A week after the exhibition had opened, Poitras already noticed patterns in how audiences were interacting with it: “I’ve been surprised how many people sit and watch all the interrogation footage in the first room. They are treating it like a cinema, which I didn’t expect. I thought it would be more of a pass through.”
O’Say Can You See is the most cinematic of the pieces in the show while the rest navigate a different relationship between the museum goer and what they are looking at. “I was really interested in how bodies in the space become part of the piece,” Poitras said. This is especially palpable in the winding corridor, Disposition Matrix. Documents explaining government surveillance, as well as other archiving their consequences, are revealed through peephole-like windows designed for one person to look through at the time. The consequence is feeling alone together with the other people in the space. Even if you are physically close, you can’t see the same thing that anyone else is looking at. The effect made me think about how alienating it must have been for Poitras, Snowden, and Glenn Greenwald, the journalist who also helped facilitate the leak, to have access to this information when no one else did.
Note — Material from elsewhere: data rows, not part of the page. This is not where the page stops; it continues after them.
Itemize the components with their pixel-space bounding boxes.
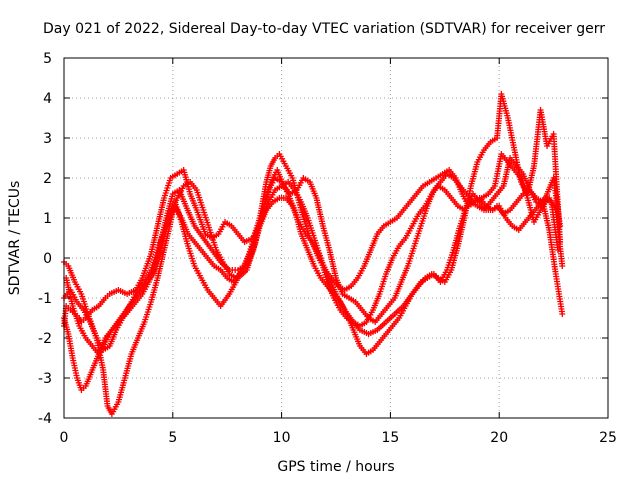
y-tick-label: -4 [38,411,52,427]
y-tick-label: -2 [38,331,52,347]
data-point [559,263,566,269]
y-tick-label: -1 [38,291,52,307]
x-tick-labels: 0 5 10 15 20 25 [60,430,617,446]
y-axis-label: SDTVAR / TECUs [7,181,23,296]
axis-ticks [63,57,609,419]
x-tick-label: 20 [490,430,508,446]
y-tick-label: 5 [43,51,52,67]
x-axis-label: GPS time / hours [277,459,394,475]
series-3 [61,91,564,417]
x-tick-label: 5 [168,430,177,446]
chart-title: Day 021 of 2022, Sidereal Day-to-day VTE… [43,21,605,37]
data-series [61,91,566,417]
series-4 [61,151,564,353]
x-tick-label: 25 [599,430,617,446]
x-tick-label: 15 [381,430,399,446]
grid [64,58,608,418]
x-tick-label: 0 [60,430,69,446]
series-1 [61,151,566,337]
series-5 [63,155,566,357]
y-tick-labels: -4 -3 -2 -1 0 1 2 3 4 5 [38,51,52,427]
y-tick-label: 1 [43,211,52,227]
x-tick-label: 10 [273,430,291,446]
plot-frame [63,57,609,419]
series-2 [61,167,561,393]
y-tick-label: 4 [43,91,52,107]
y-tick-label: 2 [43,171,52,187]
y-tick-label: 3 [43,131,52,147]
data-point [559,311,566,317]
y-tick-label: 0 [43,251,52,267]
y-tick-label: -3 [38,371,52,387]
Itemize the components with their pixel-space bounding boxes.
For Poitras, it was an extremely isolating experience to have this mysterious source contact her, suggesting he had vast amounts of damning classified information he wanted to expose. “I did notify a core group of people that I was working with but I would only talk to people about it in person. Nothing long distance. Nothing over email or phones. I felt an obligation to do that because I knew that it would mostly likely instigate a big national security investigation and anybody in my orbit would be a part of that. And I wanted to give them an option to consent or opt out,” she explained. “I knew that the risk would be most high for the source, and for those of us in direct contact, myself and Glenn, it would be pretty high too. And as much as I tried to mitigate it, it was real. And then, there was risk that emanated out in concentric circles.”
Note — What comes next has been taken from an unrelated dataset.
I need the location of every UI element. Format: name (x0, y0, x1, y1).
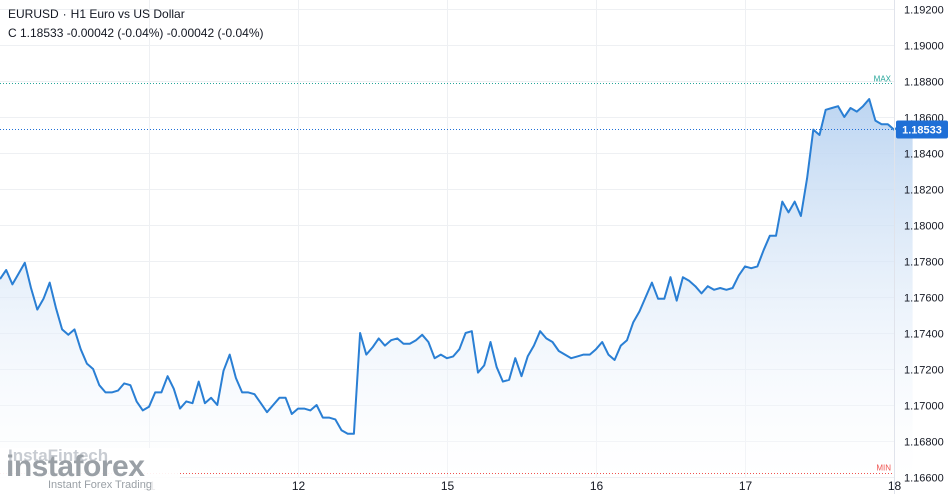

When Snowden first emailed Poitras, she was in Berlin starting the editing process for a documentary she had started in 2011, filming with WikiLeaks and Julian Assange. Being part of one of the most momentous leaks in American history distracted her from this Assange-focused project but now in recent months, she’s returned to it.
“It’s going to be a longitudinal piece that covers many years,” she said. “I’m not quite sure when it will be finished but the structure will be episodic. It’s a different type of storytelling format. I’m excited about that.” This past September, Poitras visited Assange where he’s been living in the Ecudorian Embassy in London, and it hit home for her just long three years is for someone to be confined to a single space. “He’s been in the embassy now since the Summer of 2012. It’s taken a huge personal physical toll on him.”
In spite of all the hardships Poitras has witnessed, and that she herself has gone through, she’s stubbornly hopeful. “Obviously, I feel like there are decisions that have been made over the last ten years that are really pretty nightmarish including mass surveillance and collection of data. But one of the things that was most inspiring about meeting Snowden and other young people who were working for Internet rights, was that people who have a lot of choices in terms of their own skill sets, people who could be making a lot of money working for Facebook or Google, are making choices that are really big sacrifices and that aren’t just about leveraging a skill set for financial gain. They are saying, what is the world that we want to live in and how can we make it a better world?”